Ah yes, that bug. I suppose you could call it a “Everything is fine but I’m going to throw an exception and refuse to work anyway” bug.
It’s an instance dependent bug which sometimes goes away by itself, sometimes goes away with a trivial configuration change, sometimes is incredibly persistent, often goes away with a trivial and irrelevant change in install procedure (i.e. using a different version of pip, or installing under a different user account), is more likely to occur with SQLite (or at least is more reproducible with SQLite), but can occur with MySQL too. The most probable cause is that the server is transiently too busy to respond with a page, although it could also conceal a deeper problem.
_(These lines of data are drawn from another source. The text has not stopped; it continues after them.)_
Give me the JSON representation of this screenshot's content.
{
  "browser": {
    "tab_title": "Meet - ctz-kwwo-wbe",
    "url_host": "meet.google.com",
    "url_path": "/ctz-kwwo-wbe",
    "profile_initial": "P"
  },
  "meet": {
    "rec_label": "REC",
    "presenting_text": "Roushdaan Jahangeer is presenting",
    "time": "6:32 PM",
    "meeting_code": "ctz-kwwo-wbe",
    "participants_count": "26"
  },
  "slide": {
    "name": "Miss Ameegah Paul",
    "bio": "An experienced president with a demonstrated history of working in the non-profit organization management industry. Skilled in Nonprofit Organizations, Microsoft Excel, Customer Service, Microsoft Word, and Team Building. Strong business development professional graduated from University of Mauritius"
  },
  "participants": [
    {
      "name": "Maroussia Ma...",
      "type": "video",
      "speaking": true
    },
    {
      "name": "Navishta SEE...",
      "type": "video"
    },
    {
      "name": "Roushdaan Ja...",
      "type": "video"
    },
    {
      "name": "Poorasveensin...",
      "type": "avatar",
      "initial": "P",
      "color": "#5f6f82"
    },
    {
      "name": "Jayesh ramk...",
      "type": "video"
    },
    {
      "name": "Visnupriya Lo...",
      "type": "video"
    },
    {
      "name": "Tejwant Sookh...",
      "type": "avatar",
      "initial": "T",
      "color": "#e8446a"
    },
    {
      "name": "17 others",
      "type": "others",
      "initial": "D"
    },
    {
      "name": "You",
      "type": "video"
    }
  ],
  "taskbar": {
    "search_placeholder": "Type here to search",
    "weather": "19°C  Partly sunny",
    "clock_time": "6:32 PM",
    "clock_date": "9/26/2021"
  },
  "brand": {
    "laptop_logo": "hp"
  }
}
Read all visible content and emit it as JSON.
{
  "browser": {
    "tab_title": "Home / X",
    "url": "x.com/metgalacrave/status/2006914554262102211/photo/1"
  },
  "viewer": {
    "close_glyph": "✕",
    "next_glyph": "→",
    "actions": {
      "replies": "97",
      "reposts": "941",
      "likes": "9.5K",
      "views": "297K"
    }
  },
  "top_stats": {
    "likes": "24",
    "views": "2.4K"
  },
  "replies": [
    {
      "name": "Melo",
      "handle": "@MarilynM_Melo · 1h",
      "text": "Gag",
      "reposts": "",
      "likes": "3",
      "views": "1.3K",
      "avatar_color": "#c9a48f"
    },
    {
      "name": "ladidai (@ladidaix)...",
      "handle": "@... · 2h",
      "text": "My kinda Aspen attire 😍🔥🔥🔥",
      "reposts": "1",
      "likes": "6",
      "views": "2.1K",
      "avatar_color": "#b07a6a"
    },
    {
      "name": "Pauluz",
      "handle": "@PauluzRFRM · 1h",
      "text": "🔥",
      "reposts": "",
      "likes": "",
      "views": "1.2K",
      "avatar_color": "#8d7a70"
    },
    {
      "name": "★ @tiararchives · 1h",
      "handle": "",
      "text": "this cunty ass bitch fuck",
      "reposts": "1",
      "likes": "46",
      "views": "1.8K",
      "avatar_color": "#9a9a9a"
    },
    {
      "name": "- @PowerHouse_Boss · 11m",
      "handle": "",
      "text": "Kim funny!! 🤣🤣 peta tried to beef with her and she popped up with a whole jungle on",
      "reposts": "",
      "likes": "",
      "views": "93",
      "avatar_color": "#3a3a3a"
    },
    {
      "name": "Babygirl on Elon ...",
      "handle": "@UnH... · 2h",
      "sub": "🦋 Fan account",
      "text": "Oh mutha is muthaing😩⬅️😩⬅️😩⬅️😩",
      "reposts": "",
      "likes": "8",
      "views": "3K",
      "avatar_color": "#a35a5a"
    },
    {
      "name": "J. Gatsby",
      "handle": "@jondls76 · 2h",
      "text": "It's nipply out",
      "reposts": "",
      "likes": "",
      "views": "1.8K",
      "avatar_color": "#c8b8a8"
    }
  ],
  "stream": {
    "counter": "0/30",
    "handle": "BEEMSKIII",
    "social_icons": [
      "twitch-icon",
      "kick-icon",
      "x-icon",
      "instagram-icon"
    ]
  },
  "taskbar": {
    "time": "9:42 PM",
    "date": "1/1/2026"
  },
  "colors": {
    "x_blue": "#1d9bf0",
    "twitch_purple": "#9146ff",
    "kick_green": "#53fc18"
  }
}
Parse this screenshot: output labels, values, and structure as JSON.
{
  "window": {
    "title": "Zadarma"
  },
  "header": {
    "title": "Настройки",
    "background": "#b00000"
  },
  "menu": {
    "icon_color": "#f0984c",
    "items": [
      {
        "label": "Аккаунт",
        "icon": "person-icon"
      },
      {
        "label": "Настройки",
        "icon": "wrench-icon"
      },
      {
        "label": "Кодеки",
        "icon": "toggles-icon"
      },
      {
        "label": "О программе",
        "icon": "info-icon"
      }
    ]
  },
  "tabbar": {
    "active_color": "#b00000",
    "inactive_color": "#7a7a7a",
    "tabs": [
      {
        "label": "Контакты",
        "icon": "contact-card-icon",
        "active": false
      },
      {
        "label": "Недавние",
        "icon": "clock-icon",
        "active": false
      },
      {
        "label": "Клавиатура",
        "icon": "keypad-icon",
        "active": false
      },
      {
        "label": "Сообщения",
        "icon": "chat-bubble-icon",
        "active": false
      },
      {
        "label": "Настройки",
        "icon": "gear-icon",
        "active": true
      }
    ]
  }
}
I wouldn’t give up on MySQL just yet, the first thing to try would be running ./patch.sh, one of the things it does is clears the django cache. The second thing is giving the server a few minutes to digest stuff on first startup, as the CACHE_TIMEOUT error will often occur while the server is busy.

Ironically, the CACHE_TIMEOUT bug is the primary one I’m concerned about with staying with SQLite, because while it’s highly erratic in it’s causes, it’s definitely more likely to occur with SQLite.

Strangely I am unable to reproduce this.

sc-html2po.py updated:
and … pe … now end segments.

git pull the suttacentral repository for update.

Are you sure? I’m not seeing any new commits.

I tried those things, no success.

I should mention I’m using MariaDB rather than MySQL. Maybe this is the problem, but it should be a drop in replacement. Anyway, shouldn’t we be using MariaDB? It’s where the cool kids are at these days…

And another question. As we’ve discussed before, we should have descriptions for each of the suttas (at least in theory). I’m wondering whether I can do these as we go in the “comments” field of Pootle? i think we may have discussed this earlier, so forgive me if i’ve forgotten!

Another way would be to put these in a text file, in which case it would be nice to have a plain text file with the sutta IDs listed one per line.